Getting through to Isis could take years

Republican mural, Derry, 1989.
Talking point: republican mural, Derry, 1989. Photograph: Peter Turnley/Corbis

Jonathan Powell (Shall we talk?, 7 October) has little to say except repeated rewordings of the near slogan: there is no military solution [to terrorism], you have to talk. His favourite example is Northern Ireland, but this is actually a very poor example. He writes: “No British government was ever going to concede a united Ireland against the wishes of a majority of the people in Northern Ireland [but] once discussions were begun with the Irish Republicans, we discovered that they were prepared to settle for something else.”

Not for 25 years they weren’t, so Britain had to face down the insurgency, which Britain did. Eventually an older, perhaps mellower, IRA leadership accepted that they weren’t winning, and settled for an agreement that they could certainly have got with the Heath government in the 1970s.

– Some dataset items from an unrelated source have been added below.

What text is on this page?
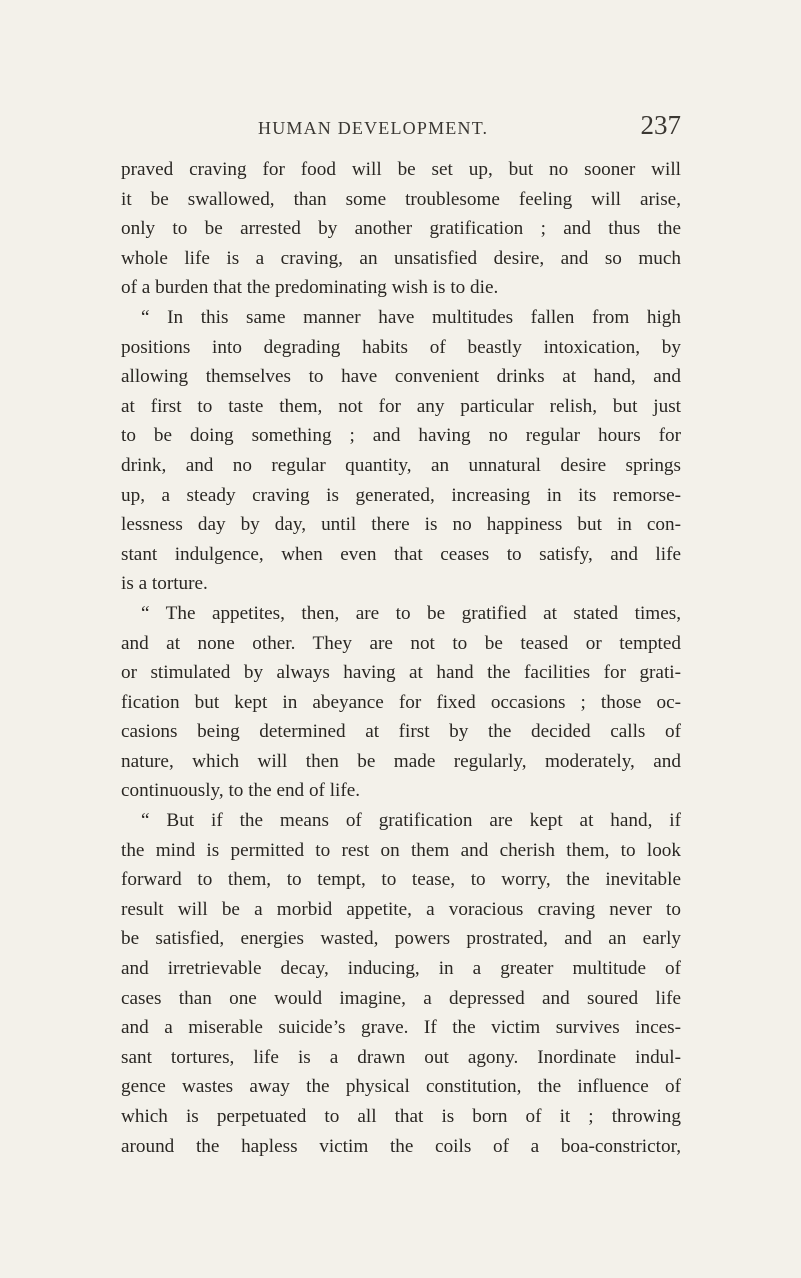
HUMAN DEVELOPMENT.	237
praved craving for food will be set up, but no sooner will
it be swallowed, than some troublesome feeling will arise,
only to be arrested by another gratification ; and thus the
whole life is a craving, an unsatisfied desire, and so much
of a burden that the predominating wish is to die.
“ In this same manner have multitudes fallen from high
positions into degrading habits of beastly intoxication, by
allowing themselves to have convenient drinks at hand, and
at first to taste them, not for any particular relish, but just
to be doing something ; and having no regular hours for
drink, and no regular quantity, an unnatural desire springs
up, a steady craving is generated, increasing in its remorse-
lessness day by day, until there is no happiness but in con-
stant indulgence, when even that ceases to satisfy, and life
is a torture.
“ The appetites, then, are to be gratified at stated times,
and at none other. They are not to be teased or tempted
or stimulated by always having at hand the facilities for grati-
fication but kept in abeyance for fixed occasions ; those oc-
casions being determined at first by the decided calls of
nature, which will then be made regularly, moderately, and
continuously, to the end of life.
“ But if the means of gratification are kept at hand, if
the mind is permitted to rest on them and cherish them, to look
forward to them, to tempt, to tease, to worry, the inevitable
result will be a morbid appetite, a voracious craving never to
be satisfied, energies wasted, powers prostrated, and an early
and irretrievable decay, inducing, in a greater multitude of
cases than one would imagine, a depressed and soured life
and a miserable suicide’s grave. If the victim survives inces-
sant tortures, life is a drawn out agony. Inordinate indul-
gence wastes away the physical constitution, the influence of
which is perpetuated to all that is born of it ; throwing
around the hapless victim the coils of a boa-constrictor,
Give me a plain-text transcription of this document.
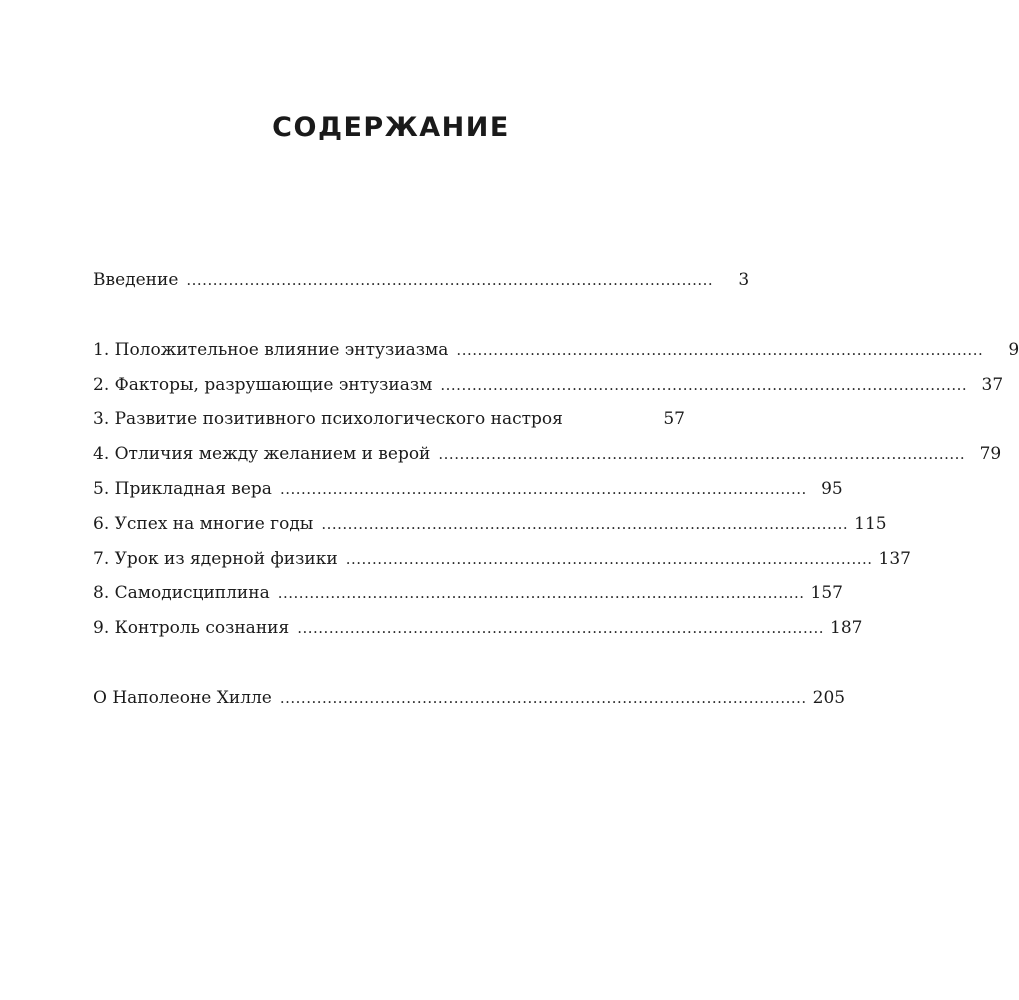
СОДЕРЖАНИЕ
Введение ....................................................................................................	3
1. Положительное влияние энтузиазма ....................................................................................................	9
2. Факторы, разрушающие энтузиазм .................................................................................................... 37
3. Развитие позитивного психологического настроя	57
4. Отличия между желанием и верой .................................................................................................... 79
5. Прикладная вера .................................................................................................... 95
6. Успех на многие годы .................................................................................................... 115
7. Урок из ядерной физики .................................................................................................... 137
8. Самодисциплина .................................................................................................... 157
9. Контроль сознания .................................................................................................... 187
О Наполеоне Хилле .................................................................................................... 205
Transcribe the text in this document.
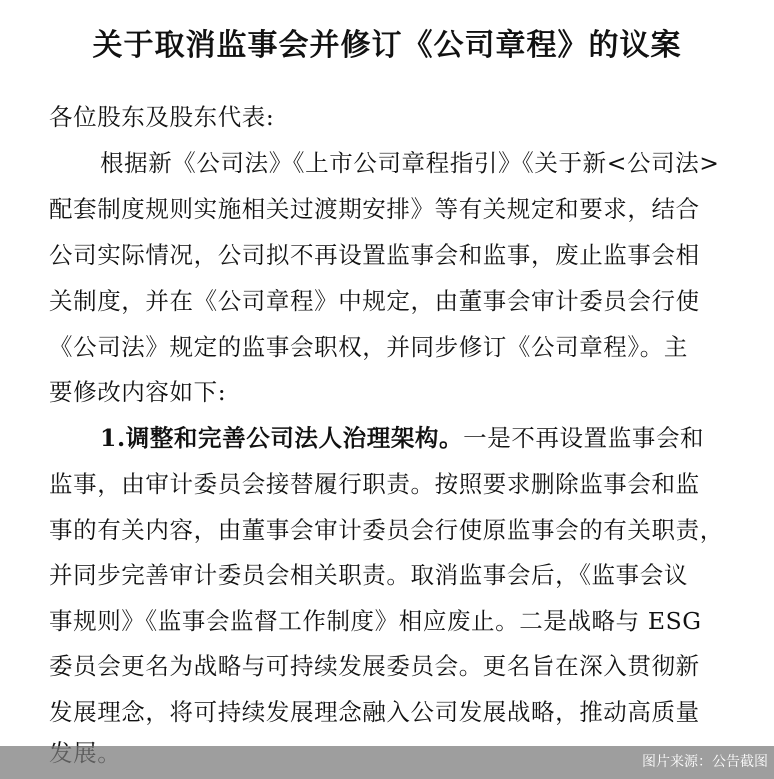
关于取消监事会并修订《公司章程》的议案
各位股东及股东代表:
根据新《公司法》《上市公司章程指引》《关于新<公司法>
配套制度规则实施相关过渡期安排》等有关规定和要求，结合
公司实际情况，公司拟不再设置监事会和监事，废止监事会相
关制度，并在《公司章程》中规定，由董事会审计委员会行使
《公司法》规定的监事会职权，并同步修订《公司章程》。主
要修改内容如下:
1.调整和完善公司法人治理架构。一是不再设置监事会和
监事，由审计委员会接替履行职责。按照要求删除监事会和监
事的有关内容，由董事会审计委员会行使原监事会的有关职责，
并同步完善审计委员会相关职责。取消监事会后，《监事会议
事规则》《监事会监督工作制度》相应废止。二是战略与 ESG
委员会更名为战略与可持续发展委员会。更名旨在深入贯彻新
发展理念，将可持续发展理念融入公司发展战略，推动高质量
图片来源：公告截图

And the IRA had a comprehensible political agenda (a united Ireland). Does Islamic State (Isis) have a correspondingly comprehensible agenda? The nearest is a pure Islamic state purged bloodily of all dissenters, somewhere in Syria and Iraq. But this is envisaged to be permanently at war with the rest of the world, fighting to oppose all real and imagined grievances of Muslims everywhere.

Maybe Isis will eventually develop a meaningful agenda, and maybe will one day even be willing to compromise about it. But at present we are at 1970, not 1996, in Northern Ireland terms.
Roger Schafir
London

• Jonathan Powell is right; talking to terrorists is the only way to establish some sort of peace. He is also right that building trust takes time - “I spent a good part of the next 10 years [from 1997] flying back and forth across the Irish Sea to meet Adams and McGuinness”.

NGOs engaged in similar work also need time. And resources. But there is little funding from governments or the EU, because peacebuilding is regarded as too difficult, too risky, with no guaranteed outcomes.